Hi There.

Simple question to pose, maybe not too easy to answer.

Let G be a group such that it's quotient over the additive reals is isomorphic to the multiplicative reals.

Which familiar group is G isomorphic to?

Equivalently, what is the product group of the additive reals with the multiplicative reals isomorphic to?

I would guess the complex numbers under addition. You are quotienting out a copy of the reals (under +) to get a copy of the reals (under *). Apparently the group you start with is one you are `familiar' with. Well, you only know a couple of groups which are uncountable...

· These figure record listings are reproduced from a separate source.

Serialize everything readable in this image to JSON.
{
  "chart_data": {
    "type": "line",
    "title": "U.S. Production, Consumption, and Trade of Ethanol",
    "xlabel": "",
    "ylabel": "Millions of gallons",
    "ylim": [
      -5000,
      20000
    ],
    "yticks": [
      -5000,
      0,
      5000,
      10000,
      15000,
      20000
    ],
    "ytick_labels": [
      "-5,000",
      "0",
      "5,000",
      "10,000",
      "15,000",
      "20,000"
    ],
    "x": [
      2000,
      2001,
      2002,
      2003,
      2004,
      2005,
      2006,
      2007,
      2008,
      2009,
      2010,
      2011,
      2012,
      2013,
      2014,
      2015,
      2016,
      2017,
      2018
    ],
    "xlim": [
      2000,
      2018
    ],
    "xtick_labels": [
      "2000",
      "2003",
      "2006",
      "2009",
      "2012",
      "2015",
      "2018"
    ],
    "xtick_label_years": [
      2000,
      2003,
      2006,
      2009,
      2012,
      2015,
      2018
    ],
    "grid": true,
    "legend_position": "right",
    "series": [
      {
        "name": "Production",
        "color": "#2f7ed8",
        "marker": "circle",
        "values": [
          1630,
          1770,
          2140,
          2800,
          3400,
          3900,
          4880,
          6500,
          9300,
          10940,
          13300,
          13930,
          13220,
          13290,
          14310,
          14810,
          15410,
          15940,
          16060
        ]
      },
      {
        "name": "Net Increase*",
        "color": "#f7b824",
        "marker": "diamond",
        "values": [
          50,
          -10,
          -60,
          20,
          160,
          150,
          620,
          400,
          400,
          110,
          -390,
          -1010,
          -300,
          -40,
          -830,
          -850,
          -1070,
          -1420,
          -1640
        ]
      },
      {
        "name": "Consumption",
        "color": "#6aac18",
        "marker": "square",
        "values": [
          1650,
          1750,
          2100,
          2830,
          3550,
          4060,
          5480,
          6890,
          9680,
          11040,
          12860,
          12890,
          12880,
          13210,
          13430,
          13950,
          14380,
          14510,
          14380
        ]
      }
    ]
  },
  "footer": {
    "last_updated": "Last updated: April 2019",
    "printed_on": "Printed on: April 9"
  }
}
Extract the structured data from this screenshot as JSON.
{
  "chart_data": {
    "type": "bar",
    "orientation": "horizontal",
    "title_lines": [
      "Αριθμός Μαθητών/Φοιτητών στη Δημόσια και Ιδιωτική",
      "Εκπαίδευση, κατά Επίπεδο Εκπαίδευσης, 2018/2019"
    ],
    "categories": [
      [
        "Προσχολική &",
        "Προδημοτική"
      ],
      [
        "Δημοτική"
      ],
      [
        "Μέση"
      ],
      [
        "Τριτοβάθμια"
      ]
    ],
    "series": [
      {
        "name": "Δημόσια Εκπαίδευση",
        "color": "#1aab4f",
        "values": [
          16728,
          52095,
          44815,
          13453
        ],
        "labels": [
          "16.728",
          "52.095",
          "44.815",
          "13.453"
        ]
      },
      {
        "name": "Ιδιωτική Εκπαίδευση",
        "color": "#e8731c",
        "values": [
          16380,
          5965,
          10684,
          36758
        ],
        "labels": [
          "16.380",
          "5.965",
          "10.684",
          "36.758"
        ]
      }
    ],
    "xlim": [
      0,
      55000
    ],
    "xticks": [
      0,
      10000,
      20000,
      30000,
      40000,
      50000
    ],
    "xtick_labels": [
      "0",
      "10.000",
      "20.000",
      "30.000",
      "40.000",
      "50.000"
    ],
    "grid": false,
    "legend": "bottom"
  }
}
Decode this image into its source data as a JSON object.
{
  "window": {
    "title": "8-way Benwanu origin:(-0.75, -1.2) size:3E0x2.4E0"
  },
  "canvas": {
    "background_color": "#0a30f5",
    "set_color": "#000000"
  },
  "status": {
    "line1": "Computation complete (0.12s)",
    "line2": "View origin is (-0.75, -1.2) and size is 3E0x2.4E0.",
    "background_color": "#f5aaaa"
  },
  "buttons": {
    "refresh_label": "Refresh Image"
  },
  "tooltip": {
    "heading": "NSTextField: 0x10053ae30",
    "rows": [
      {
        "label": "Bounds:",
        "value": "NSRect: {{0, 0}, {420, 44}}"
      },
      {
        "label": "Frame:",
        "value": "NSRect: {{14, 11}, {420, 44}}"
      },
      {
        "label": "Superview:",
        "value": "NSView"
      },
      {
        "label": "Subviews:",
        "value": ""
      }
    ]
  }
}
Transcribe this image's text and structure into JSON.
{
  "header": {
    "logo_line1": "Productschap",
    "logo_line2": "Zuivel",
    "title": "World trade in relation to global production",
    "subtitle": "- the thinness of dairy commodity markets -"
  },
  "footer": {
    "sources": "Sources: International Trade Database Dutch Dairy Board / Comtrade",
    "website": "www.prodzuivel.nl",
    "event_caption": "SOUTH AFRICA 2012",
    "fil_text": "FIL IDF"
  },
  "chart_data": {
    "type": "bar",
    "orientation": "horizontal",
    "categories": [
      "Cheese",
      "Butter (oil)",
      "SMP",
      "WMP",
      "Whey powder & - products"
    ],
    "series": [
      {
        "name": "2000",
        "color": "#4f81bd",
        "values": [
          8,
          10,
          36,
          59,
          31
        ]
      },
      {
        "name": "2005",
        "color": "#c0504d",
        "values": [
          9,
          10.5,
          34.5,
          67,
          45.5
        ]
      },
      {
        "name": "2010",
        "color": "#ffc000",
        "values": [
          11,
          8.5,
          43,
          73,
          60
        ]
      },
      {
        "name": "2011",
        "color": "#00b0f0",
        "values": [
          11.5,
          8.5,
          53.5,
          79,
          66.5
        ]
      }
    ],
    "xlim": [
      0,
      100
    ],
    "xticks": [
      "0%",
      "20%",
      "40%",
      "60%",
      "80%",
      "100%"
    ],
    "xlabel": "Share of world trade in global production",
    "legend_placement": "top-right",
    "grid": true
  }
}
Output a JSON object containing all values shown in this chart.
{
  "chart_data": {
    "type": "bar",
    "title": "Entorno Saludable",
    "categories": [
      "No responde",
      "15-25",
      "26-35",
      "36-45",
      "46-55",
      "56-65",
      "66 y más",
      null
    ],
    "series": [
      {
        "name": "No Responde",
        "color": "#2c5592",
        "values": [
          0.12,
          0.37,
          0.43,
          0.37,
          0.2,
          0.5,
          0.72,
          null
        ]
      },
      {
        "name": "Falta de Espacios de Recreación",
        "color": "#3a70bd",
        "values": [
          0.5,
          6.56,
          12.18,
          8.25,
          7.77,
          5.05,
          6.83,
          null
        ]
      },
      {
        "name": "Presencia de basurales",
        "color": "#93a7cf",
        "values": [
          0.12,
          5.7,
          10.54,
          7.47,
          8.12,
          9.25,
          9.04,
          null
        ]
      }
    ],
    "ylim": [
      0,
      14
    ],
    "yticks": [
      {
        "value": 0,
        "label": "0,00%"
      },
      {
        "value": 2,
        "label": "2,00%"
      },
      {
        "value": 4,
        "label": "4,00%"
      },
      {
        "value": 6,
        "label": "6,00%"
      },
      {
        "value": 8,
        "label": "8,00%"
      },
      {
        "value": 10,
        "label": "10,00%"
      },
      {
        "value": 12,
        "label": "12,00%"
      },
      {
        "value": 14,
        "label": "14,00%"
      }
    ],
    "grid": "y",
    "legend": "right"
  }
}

I hope that helps for the moment!

EDIT: Although \(\displaystyle (\mathbb{C}, +) \cong (\mathbb{R} \times \mathbb{R}, +)\) so you will have to look quite hard for this copy of the reals, it certainly isn't obvious...

EDIT2: Powers seems to work. You are wanting to turn addition into multiplication, so powers seem to be a sensible choice.

\(\displaystyle \phi

a, b) \mapsto e^{a+b}\). Clearly \(\displaystyle e^{0+0} = e^0 = 1\) and \(\displaystyle (a,b)\phi * (c,d)\phi = e^{a+b}e^{c+d} = e^{a+b+c+d} = (a+c, b+d)\phi = ((a, b)+(c, d))\phi\).

You now just need to prove that the kernel is isomorphic to the reals. However, the kernel is the set \(\displaystyle (a, -a)\) which is isomorphic to the reals under the isomorphism \(\displaystyle (a, -a) \mapsto a\).